Nuevas formas de la animación: el caso de Experimento Wayapolis


Con una propuesta audaz y ajena a la estructura narrativa clásica, esta serie de la productora “Sólo por las Niñas” nos habla de una nueva forma de hacer realización audiovisual, mezclando formatos e introduciendo lecturas propias y un humor particular, además de visiones críticas en la programación infantil.




La historia comienza así. En una isla que nunca ha sido pisada por el hombre, Wayapolis, habitan cinco animales. En otro lugar desconocido pero urbanizado se localiza la Corporación Waipex, entidad que realiza un experimento destinado a que los animales de la isla vean la programación “cultural y culturizable” que ellos han dispuesto. El problema: accidentalmente han enviado junto al televisor un control remoto y los cinco personajes tienen la posibilidad de hacer zapping y, evidentemente, no miran los programas educativos.

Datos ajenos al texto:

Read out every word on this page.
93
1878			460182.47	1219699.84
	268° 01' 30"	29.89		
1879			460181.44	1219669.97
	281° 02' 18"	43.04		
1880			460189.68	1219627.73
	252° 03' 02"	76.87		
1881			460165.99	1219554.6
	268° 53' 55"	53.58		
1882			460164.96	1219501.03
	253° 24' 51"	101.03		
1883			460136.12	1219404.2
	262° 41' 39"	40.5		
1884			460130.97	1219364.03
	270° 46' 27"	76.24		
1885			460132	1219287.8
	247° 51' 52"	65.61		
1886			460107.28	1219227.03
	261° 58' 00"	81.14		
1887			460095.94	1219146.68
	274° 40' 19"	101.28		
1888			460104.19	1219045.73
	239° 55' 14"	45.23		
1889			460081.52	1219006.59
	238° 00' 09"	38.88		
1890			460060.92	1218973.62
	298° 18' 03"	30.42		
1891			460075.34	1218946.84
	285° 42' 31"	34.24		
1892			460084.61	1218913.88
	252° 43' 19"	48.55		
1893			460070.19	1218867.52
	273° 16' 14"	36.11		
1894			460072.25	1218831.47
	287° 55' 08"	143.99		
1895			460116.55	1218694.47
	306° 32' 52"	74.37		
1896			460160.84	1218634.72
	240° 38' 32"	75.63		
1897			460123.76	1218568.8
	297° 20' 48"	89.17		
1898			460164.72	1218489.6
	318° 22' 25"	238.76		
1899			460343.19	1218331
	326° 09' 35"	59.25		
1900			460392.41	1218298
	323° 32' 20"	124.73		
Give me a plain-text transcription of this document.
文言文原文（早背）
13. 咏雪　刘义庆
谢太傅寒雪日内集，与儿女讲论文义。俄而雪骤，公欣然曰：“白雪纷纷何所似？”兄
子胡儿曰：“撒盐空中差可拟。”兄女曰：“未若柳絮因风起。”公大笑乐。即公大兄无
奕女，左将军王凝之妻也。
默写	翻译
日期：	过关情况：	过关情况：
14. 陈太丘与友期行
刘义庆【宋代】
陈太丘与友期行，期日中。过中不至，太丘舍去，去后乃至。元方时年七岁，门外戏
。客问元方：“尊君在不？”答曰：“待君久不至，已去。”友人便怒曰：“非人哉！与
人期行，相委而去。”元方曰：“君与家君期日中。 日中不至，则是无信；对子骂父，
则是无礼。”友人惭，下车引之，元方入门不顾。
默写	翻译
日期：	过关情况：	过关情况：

El objetivo de la investigación ha cambiado de rumbo. Ahora el equipo “interdisciplinario” de la corporación –integrado por “un experto en televisión”, un militar, un científico, un “delegado internacional”, un suche y el líder de Waipex, interpretado por el actor Fernando Kliche-, debe recuperar el control para que Guido, Gutiérrez, Gunter, Gomero y Garrotera, los habitantes de la Isla, no vean los otros programas.

Con esta simple trama se construye una historia interesante, que a pesar de sus cortos quince minutos de duración por capítulo, se torna un material integrado por fragmentos que parecieran inconexos, pero que alojados en el televisor de los animales de Wayapolis, adquieren un sentido total.

La productora responsable de esta serie es “Sólo por las Niñas”, integrada por Álvaro Ceppi, Cristián Louit, Claudio Mas, junto a Rodrigo Salinas y Matías Iglesis -quienes fueron parte del equipo realizador de 31 minutos.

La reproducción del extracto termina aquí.